Viersen · Eine Spende über 4.000 Euro überreichten jetzt Schüler*innen des Albertus-Magnus-Gymnasiums an den Verein „Freunde von Kanew“.

 Schüler*innen des Albertus-Magnus-Gymnasiums haben Geld für die „Freunde aus Kanew“ gesammelt.

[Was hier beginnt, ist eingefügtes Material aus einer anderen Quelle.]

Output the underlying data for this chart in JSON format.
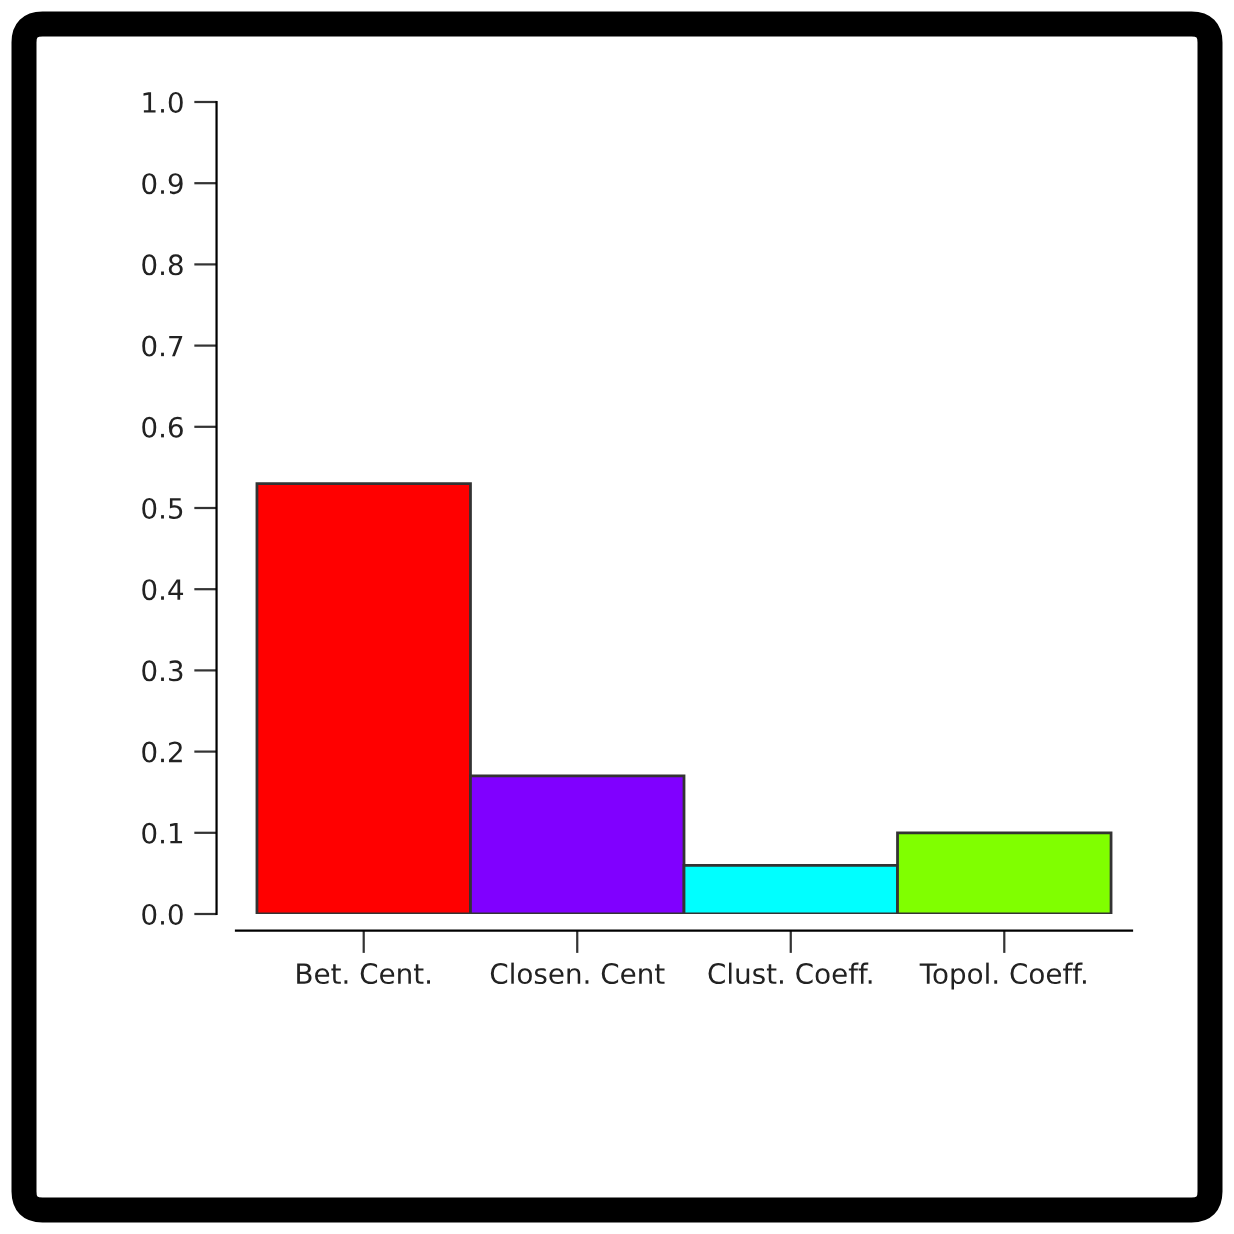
{
  "chart_data": {
    "type": "bar",
    "categories": [
      "Bet. Cent.",
      "Closen. Cent",
      "Clust. Coeff.",
      "Topol. Coeff."
    ],
    "values": [
      0.53,
      0.17,
      0.06,
      0.1
    ],
    "colors": [
      "#ff0000",
      "#8000ff",
      "#00ffff",
      "#80ff00"
    ],
    "ylim": [
      0,
      1
    ],
    "yticks": [
      {
        "value": 0,
        "label": "0.0"
      },
      0.1,
      0.2,
      0.3,
      0.4,
      0.5,
      0.6,
      0.7,
      0.8,
      0.9,
      {
        "value": 1,
        "label": "1.0"
      }
    ],
    "grid": false
  }
}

Schüler*innen des Albertus-Magnus-Gymnasiums haben Geld für die „Freunde aus Kanew“ gesammelt.

Foto: AMG

Der Krieg in der Ukraine und die endlos scheinenden Monate des Leids gehen auch den Schülern des Albertus-Magnus-Gymnasiums in Dülken weiterhin sehr nahe. „Die schrecklichen Bilder von den verzweifelten Menschen, zerstörten Städten und getöteten Soldaten und Zivilisten, die uns aus den Kriegsgebieten erreichen, stimmen uns unfassbar traurig und sind nur schwer zu ertragen“, so der einhellige Tenor der Schulgemeinde.

Man wollte nicht einfach tatenlos zusehen, sondern aktiv den Menschen im Krisengebiet helfen. „Als der Krieg ausbrach waren viele Schülerinnen und Schüler höchst irritiert und sie fühlten sich hilflos. Wir haben im Unterricht über die Situation gesprochen und es wurden schnell Ideen vorgestellt, wie eine Unterstützung aussehen könnte“, so Ursula Deggerich, Schulleiterin des AMG. Die Schüler*innen der Klassen 8, 9 und 11 entschlossen sich dazu, in den Pausen Muffins, Kuchen und Waffeln zu verkaufen.

Der Erlös hieraus floss ebenso in einen Topf wie die großzügigen Spenden, die bei einem Benefizkonzert gesammelt wurden. Zuletzt rundete die Schulleitung der Betrag auf, sodass stolze 4.000 Euro für die Ukrainehilfe zusammen kamen.

Die Spendensumme wurde nun bei einer offiziellen Übergabe an die humanitäre Viersener Hilfsorganisation „Freunde von Kanew“ übergeben. Dabei nahmen sich der 1. Vorsitzenden Dr. Paul Strömbges, der 2. Vorsitzende Uwe Zöller und  Mohammad Faruq Faruqi, Leiter der Viersener Hilfsgüter-Sammelstelle, auf dem ausdrücklichen Wunsch der Schüler*innen hin Zeit, mit ihnen über die Situation in der Ukraine und speziell in Kanew zu sprechen. Nach einem langem Gespräch stand für die Schüler fest, dass dies nicht die letzte Hilfsaktion für Kanew gewesen sein soll. Nach den Sommerferien wollen sie zunächst die so dringend benötigten Hygienartikel und haltbaren Lebensmittel für die Einwohner*innen Kanews, aber auch den dortigen Flüchtlingen und Soldaten sammeln.